Ben: “Hah! No I was six-foot-two. ’51’ is the year I graduated.”
“And her father, Hans, was born in Denmark and comes from a large Danish family that crossed the Atlantic more-or-less together when he was a little kid.”
“Companies like 23andme do their best to nail down certain genetic trends to certain regions by correlating documented evidence and family anecdote with sequenced genes, but when it comes to the last 200 years or so in Europe and Asia, things get vague quickly.”

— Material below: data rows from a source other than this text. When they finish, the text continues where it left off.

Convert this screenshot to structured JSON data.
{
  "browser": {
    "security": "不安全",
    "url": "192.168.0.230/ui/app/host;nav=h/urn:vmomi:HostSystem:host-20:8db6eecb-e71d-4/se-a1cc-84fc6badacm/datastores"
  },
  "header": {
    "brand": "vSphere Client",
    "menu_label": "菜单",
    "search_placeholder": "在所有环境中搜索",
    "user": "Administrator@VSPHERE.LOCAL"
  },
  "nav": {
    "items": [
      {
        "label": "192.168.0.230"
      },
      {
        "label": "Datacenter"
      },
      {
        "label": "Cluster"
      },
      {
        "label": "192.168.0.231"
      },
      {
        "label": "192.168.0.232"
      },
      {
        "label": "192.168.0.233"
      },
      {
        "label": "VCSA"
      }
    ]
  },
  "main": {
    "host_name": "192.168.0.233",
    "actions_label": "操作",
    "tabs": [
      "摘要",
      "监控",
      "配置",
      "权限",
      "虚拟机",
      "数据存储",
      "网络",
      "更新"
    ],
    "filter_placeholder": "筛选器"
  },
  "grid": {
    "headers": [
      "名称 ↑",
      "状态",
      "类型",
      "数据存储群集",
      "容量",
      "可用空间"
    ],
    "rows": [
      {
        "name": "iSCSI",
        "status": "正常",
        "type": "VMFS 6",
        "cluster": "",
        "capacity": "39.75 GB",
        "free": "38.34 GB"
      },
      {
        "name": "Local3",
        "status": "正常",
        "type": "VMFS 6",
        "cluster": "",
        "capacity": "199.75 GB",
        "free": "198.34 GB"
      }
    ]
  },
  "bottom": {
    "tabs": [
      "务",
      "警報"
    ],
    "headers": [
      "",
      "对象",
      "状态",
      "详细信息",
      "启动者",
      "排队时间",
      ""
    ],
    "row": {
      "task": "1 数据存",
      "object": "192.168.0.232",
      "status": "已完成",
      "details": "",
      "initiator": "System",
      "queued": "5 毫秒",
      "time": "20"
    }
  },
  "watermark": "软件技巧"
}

“Besides, as I am fond of saying, ‘your genes are not special; the way you were raised is special.’ You and me and grandpa and grandma are all from families that place a high cultural value on education and graciousness as the route away from not-too-distant poverty. Which is why we all feel more comfortable around people who embrace the same, no matter what they look like or where they got their genes.”
That fun diversion, including looking up the various photos I used as illustration, carried me across the plateau and down the first run of dramatic, whooshing descents towards the town. When I came around the arm of the mountain and saw lights in the distance I paused for a snack and a photo.
Good ol’ Valoria, always ready to stop for a photo — and hold my snack while I’m taking it.
A night-time approach photo to match the one from two years ago.
One more whooshing descent, burning the brakes, and I arrived in Seydisfjordur. Only order of business: Check in and go to bed.
The hostel room was quite cozy. No one in the building was wearing a mask, even in the common lounge area, which I could only shrug at. The rules have always been loose at tourist-heavy spots.